BOIS D’HIVER
J’ai mis les livres de côté
et je vois les dernières pommes
tomber des arbres gelés
j’ai vu aussi les glands darder
leurs pousses rouges
dans le sol dur
et l’écorce des bouleaux blancs
fut pour moi plus que tous les livres
et ce que là je lus
dénuda mon cœur au soleil d’hiver
et ouvrit ma cervelle au vent
et tout à coup
tout à coup je sus dans ce bois d’hiver
que j’avais toujours été là
avant les livres
comme après les livres
il y aura un bois d’hiver
et mon cœur nu
et ma cervelle ouverte au vent.
WINTER WOOD
So I have put away the books
and I watch the last apples fall
from the frosty trees
and I have seen also
acorns stretching red shoots
into the hard soil
and the white bark of the birches
was more to me than all the pages
and what I read there
bared my heart to the winter sun
and opened my brain to the wind
and suddenly
suddenly in the midst of that winter wood
I knew I had always been there
before the books
as after the books
there will be a winter wood
and my heart will be bare
and my brain open to the wind.
La pensée est une pensée …
La pensée est une pensée à coups de vagues
Et les mains tiennent la barre
Oui, la barre du monde
Et la poésie nage, rouge
Dans les abîmes de la mer
La poésie des profondeurs contre laquelle je troque ma vie
Et je la sens comme je sens mon sang
Et comme je sens le pays où je vis
Voilà, c’est là
En douceur – serre
Et les filets s’enfoncent en ondulant
Tandis que les premiers cheveux gris de l’aurore
Se montrent dans le ciel
Attends, attends le temps qu’ils dérivent
Dérivent
Dans le monde rouge et noir
Attends tout en fumant
Et tout en fredonnant
Tandis que les filets s’épaississent et se gonflent
Et alors hisse
Hisse toi-même
Hisse à bord la masse convulsive de ta blancheur
Et chavire ta mort dans la cale
Et après çà retourne-t’en
Le moteur battant doucement
En doublant les Mamelles
Vers le rivage
Vers un matin grisonnant comme un vieux
SOIR D'HIVER
Soleil de betterave et de boue
Six heures d’hiver à Dumbarton road
J’achète gâteaux d’avoine et lait à la crémerie
Tandis que les autos crachotent vers le ferry
Les lampadaires saisis par le premier gel
Ont des moustaches de lumière mais elles se perdent
Dans les feux de joie électriques des tramways qui passent
Près des voitures d’enfant trimbalées par des femmes lasses
Vers le thé familial.
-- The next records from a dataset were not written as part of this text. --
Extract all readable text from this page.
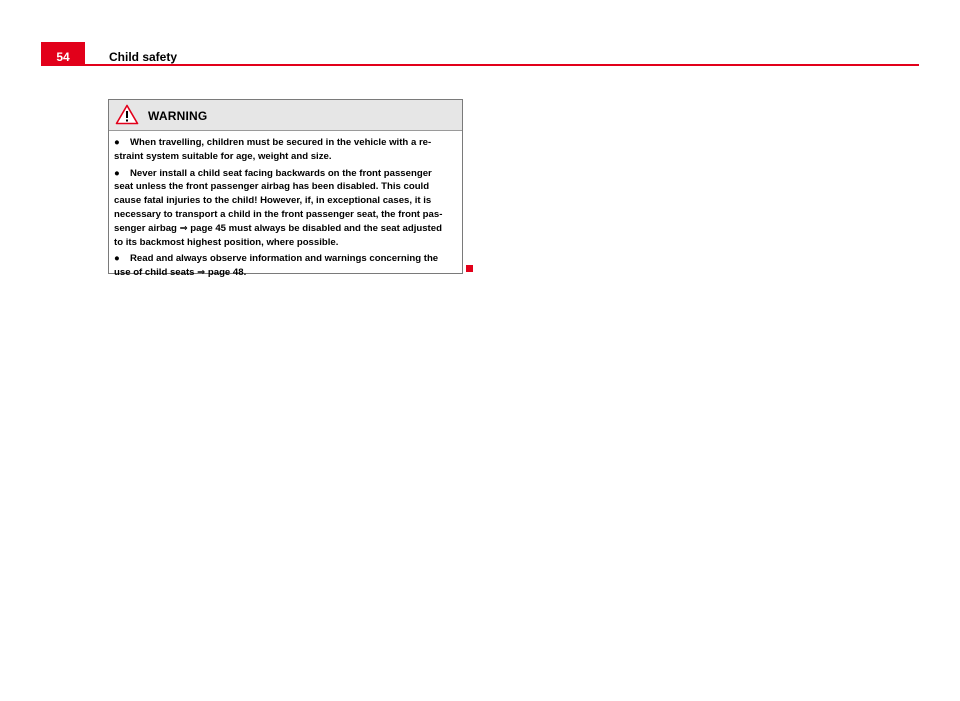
54	Child safety
WARNING
● When travelling, children must be secured in the vehicle with a re-
straint system suitable for age, weight and size.
● Never install a child seat facing backwards on the front passenger
seat unless the front passenger airbag has been disabled. This could
cause fatal injuries to the child! However, if, in exceptional cases, it is
necessary to transport a child in the front passenger seat, the front pas-
senger airbag ⇒ page 45 must always be disabled and the seat adjusted
to its backmost highest position, where possible.
● Read and always observe information and warnings concerning the
use of child seats ⇒ page 48.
Je pourrais tout de suite rentrer manger
Mais j’attends que le flot dans la rue se soit calmé
Et sens cette profonde solitude qui vient recouvrir mes pensées
Maintenant que la lune est là comme une épluchure de navet
Au-dessus des toits et des grues. La chanson de Gaspard Hauser
Rôdaille dans ma conscience comme je traîne sur le trottoir
M’arrêtant au coin de la rue pour boire le lait
Tandis qu’un chat, irréprochable dans la soie qui le revêt
Noir, de ses yeux inaccessibles considère avec dédain
Mon entreprise, décide de poursuivre son chemin
Et se faufile dans une impasse sans un regard
J’ai dans l’idée d’aller jusqu’à Pollok ce soir
Comment pourrais-je rentrer dans mon chez-moi truqué
Où j’ai écrit sur la tombe de Jonas toute la journée
Je ferai le voyage en tram et j’espère que mes esprits
N’auront pas trop honte à s’évader en compagnie
De la première image issue du ventre rouilleux de la ville.
p.119-121
Poèmes du monde blanc
MARCHE MATINALE
C’était un froid un lent brouillard agglutiné
Autour du soleil, accroché
Au petit soleil blanc, la terre
Etait seule et délaissée et un grand oiseau
Jetait son cri rauque de la héronnière
Tandis que le garçon s’en allait sous les hêtres
Voyant les débris bleuâtres des coquillages
Et les moites amas de feuilles pourrissantes
p.81
POÈME DU LIÈVRE BLANC
Une pensée qui a bondi hors comme un lièvre
Sur la lande de derrière un grand rocher
Oh de bondir le lièvre blanc et la bruyère
Lui faisait un beau monde ardent où folâtrer
Justement ce jour-là sur la lande, un jour gris
En marche sur les vents, s’enfonçant dans l’hiver
Un jour pour une mer étincelante
A trois milles au large dans le goulet des îles
Un jour juché au bout de l’an et un silence
A fendre le cœur oh
Le lièvre blanc voyez bondir le lièvre blanc.